“We can make it. We are going to make it!” so pressed John Lynch as he and Franka Berger struggled against insupportable odds toward freedom—both were in dire straits. Their attitude served as a leitmotif throughout Eoin Dempsey’s novel White Rose Black Forest (2018) and resonated within my practice of the 12 Steps as understood in Chronic Pain Anonymous.

The We is significant; it suggests the components of the CPA’s spiritual fellowship: solidarity, like-mindedness, willingness, honesty, and humility, in union with Higher Power’s presence. From my first phone meeting in September 2017, I’ve felt understood and supported, moving through seven hospitalizations until opting for hospice’s palliative care last November. No longer am I alone with the burden of failing lungs and other evidence of aging.

Experience of the We also occurs during daily 12-Step work with my sponsor and others suffering with chronic pain and illness.

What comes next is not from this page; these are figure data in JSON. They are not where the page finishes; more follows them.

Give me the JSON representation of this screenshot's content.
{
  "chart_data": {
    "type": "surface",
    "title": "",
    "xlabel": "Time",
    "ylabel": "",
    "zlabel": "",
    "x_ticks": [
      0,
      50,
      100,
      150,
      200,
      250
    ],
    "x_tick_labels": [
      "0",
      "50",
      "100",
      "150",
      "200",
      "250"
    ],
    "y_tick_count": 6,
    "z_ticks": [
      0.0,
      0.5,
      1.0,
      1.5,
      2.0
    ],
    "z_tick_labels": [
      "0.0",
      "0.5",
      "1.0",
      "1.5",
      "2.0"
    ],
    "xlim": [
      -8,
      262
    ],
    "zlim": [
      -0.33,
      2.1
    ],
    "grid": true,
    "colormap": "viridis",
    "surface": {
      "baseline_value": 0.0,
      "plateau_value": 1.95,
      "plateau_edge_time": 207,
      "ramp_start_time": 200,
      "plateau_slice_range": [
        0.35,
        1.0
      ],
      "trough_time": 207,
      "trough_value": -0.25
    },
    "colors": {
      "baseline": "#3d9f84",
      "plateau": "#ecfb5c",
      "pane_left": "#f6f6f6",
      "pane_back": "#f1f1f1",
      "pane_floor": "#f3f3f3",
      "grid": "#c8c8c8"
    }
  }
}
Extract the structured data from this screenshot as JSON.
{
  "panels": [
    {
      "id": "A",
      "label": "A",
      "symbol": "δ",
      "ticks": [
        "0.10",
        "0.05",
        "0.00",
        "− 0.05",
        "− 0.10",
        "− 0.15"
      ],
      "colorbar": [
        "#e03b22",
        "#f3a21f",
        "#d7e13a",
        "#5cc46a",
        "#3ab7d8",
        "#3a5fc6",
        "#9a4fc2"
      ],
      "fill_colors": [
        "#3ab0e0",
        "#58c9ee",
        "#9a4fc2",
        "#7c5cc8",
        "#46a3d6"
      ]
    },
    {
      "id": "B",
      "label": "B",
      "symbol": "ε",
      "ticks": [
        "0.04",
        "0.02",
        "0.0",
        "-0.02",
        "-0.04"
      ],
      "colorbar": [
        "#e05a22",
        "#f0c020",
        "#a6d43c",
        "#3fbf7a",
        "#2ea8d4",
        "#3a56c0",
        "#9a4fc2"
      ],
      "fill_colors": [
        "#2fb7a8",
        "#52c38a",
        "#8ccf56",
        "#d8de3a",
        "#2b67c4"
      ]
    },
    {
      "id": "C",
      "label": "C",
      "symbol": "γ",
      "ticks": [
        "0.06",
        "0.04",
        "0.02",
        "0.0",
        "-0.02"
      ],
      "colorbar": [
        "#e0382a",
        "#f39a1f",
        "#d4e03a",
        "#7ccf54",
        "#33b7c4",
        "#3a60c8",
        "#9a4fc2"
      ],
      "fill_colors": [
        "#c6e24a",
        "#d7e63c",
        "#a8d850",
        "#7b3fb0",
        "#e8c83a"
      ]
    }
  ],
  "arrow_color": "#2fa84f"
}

No one tires listening to symptoms and their accompanying emotional pain. No one remains stuck.

The way out requires action: can make; are going to make. Here, open-mindedness and willingness prod the overwhelmed toward a different scenario. Thanks to working Steps I, II, and III, stony attitudes begin to splinter. A bigger picture of our flawed but graced humanness emerges. We are much more than our pain or illness. Breathing becomes more normal.

And then comes it. In CPA, emotional sobriety is critical to recovering what’s left of our lives. With the rest of the 12 Steps, we relax within our limits and participate. Slips do occur but help is a phone call away; within such dialogs, Higher Power manifests. So we give thanks for another twenty-four-hour day, as did Franka and John when they made it.